Si mis padres hubieran sido militares me habrían hecho comprender a golpes o a través de severos castigos su enloquecida y moralista idea del orden. La fortuna quiso que ellos fueran buenas personas que trataban sólo de educar a sus hijos tal como ellos mismos habían sido educados. Así como la normalidad es una especie de cárcel cuyos muros los normales son incapaces de ver o palpar, así el orden puede llegar a ser una obsesión, una manía de demostración de poder, una invención maquiavélica y, también, una cárcel a la que otros, los ordenados, te condenan. Y si no obedeces las reglas de la moral imperante que te imponen los patriarcas, los correctos, los que quieren incluirte a toda costa en su mazmorra, sea esta léxica, legal, bárbara, algorítimica o analfabeta, entonces no habrá más remedio que aislarse moralmente, exiliarse, con el propósito de mantener brevemente alguna clase de libertad. Debido a que creo que la relación humana es capaz de albergar distintas clases de orden y normalidad, estoy cierto de que, con tal de no hacer de la vida algo aún más desagradable, es necesaria la conversación y el acuerdo, más que la milicia, la imposición violenta y el orden moral impuesto por los poderes sádicos. El cuerpo moral, tolerante, líquido, heterogéneo, en vez de la moral bruta y rígida, la homogeneidad y la intolerancia. El relativismo inteligente, el reconocimiento de la diferencia, la dispersión capaz de unirse a través de múltiples hilos conductores; todo ello es preferible a la veneración de la gran verdad, los juicios divinos, el amansamiento que paraliza y aniquila la reflexión. Ojalá que el desorden creativo no criminal y la anormalidad que cultiva y estimula la libertad se explayen en el mundo, es decir en el individuo que piensa. Lo dudo mucho.

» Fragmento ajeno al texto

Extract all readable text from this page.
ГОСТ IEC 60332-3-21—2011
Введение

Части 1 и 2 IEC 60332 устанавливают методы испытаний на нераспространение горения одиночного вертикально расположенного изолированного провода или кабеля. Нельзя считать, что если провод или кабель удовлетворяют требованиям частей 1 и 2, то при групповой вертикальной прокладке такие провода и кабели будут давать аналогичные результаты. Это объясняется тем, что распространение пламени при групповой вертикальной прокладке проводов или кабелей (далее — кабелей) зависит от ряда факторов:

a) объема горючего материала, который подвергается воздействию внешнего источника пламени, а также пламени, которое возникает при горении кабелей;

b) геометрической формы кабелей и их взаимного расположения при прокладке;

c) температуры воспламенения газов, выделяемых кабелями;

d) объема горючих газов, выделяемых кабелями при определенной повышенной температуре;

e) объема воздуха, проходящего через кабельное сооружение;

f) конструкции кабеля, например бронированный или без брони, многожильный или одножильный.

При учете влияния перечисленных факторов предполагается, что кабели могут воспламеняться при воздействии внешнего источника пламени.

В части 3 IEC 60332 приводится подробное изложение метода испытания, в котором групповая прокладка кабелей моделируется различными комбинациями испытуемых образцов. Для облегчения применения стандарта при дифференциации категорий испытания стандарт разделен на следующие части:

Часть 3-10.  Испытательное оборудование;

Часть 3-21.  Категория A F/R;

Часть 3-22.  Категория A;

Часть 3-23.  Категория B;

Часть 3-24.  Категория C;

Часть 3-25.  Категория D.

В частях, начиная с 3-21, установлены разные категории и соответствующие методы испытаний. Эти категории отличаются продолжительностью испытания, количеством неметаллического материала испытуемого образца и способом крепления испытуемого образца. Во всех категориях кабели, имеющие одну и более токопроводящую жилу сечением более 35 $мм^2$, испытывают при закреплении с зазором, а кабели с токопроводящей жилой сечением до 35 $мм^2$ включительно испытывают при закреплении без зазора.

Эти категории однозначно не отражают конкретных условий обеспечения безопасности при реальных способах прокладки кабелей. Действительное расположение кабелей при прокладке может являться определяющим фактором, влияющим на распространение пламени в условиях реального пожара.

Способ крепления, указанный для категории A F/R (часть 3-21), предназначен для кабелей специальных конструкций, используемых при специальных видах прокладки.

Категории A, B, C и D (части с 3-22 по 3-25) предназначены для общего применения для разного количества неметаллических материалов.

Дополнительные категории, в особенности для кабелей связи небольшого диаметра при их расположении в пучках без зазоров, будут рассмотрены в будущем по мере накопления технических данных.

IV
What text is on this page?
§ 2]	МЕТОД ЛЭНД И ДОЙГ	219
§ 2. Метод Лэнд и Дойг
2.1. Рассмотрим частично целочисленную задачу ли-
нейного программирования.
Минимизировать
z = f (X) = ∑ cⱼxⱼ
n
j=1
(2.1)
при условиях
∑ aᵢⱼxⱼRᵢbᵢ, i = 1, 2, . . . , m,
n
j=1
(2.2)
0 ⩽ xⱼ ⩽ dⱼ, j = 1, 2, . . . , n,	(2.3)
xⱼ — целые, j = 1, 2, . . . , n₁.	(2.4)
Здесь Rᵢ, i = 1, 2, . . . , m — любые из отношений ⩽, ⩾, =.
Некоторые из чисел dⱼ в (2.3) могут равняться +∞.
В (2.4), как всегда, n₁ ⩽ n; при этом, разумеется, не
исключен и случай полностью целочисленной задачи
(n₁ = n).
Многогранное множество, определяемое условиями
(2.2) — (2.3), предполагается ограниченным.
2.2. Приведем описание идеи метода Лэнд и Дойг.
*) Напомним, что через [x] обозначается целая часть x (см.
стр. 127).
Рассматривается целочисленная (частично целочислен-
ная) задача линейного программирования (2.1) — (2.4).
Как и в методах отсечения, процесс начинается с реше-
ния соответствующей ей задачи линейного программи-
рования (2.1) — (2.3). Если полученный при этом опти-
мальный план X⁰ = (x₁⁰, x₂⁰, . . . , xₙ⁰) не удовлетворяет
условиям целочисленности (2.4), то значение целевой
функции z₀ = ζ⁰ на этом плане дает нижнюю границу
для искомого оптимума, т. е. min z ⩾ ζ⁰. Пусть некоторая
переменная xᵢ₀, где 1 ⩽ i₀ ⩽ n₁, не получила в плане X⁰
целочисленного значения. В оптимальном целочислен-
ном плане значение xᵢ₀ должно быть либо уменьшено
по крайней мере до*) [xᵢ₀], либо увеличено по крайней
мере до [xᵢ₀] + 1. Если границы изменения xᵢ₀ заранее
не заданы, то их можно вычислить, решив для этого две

La amante del populismo es un libro de "Marcos Aguinis" (P.R.H; 2022), cuyo género es ambiguo, pero que puede leerse como reportaje, novela, crónica o investigación histórica. Relata la imaginaria entrevista entre Margherita Sarfatti (intelectual, biógrafa y amante de Benito Mussolini) y el autor del libro. A tono con la llegada de la ultraderecha en Italia. Para quien carezca de noticias respecto a la travesía que realizó un Mussolini enloquecido y terriblemente entusiasta, desde el socialismo, el fascismo (que, por cierto, él inventa y lega al siglo veinte) y su toma de poder y dictadura apoyado por los militares, podrá aproximarse a una idea que es a un tiempo certera y espantosa: el nacionalismo, el fascismo, el socialismo burdo y la fuerza o poder de los militares unidos a un pueblo alucinado por el performance ideológico de quienes detentan el poder, se hermanan y su relación no posee más conclusión que la desgracia social y la dictadura. "Las masas no deben saber, sino creer", cuenta Margherita que tal era una firme convicción de Mussolini.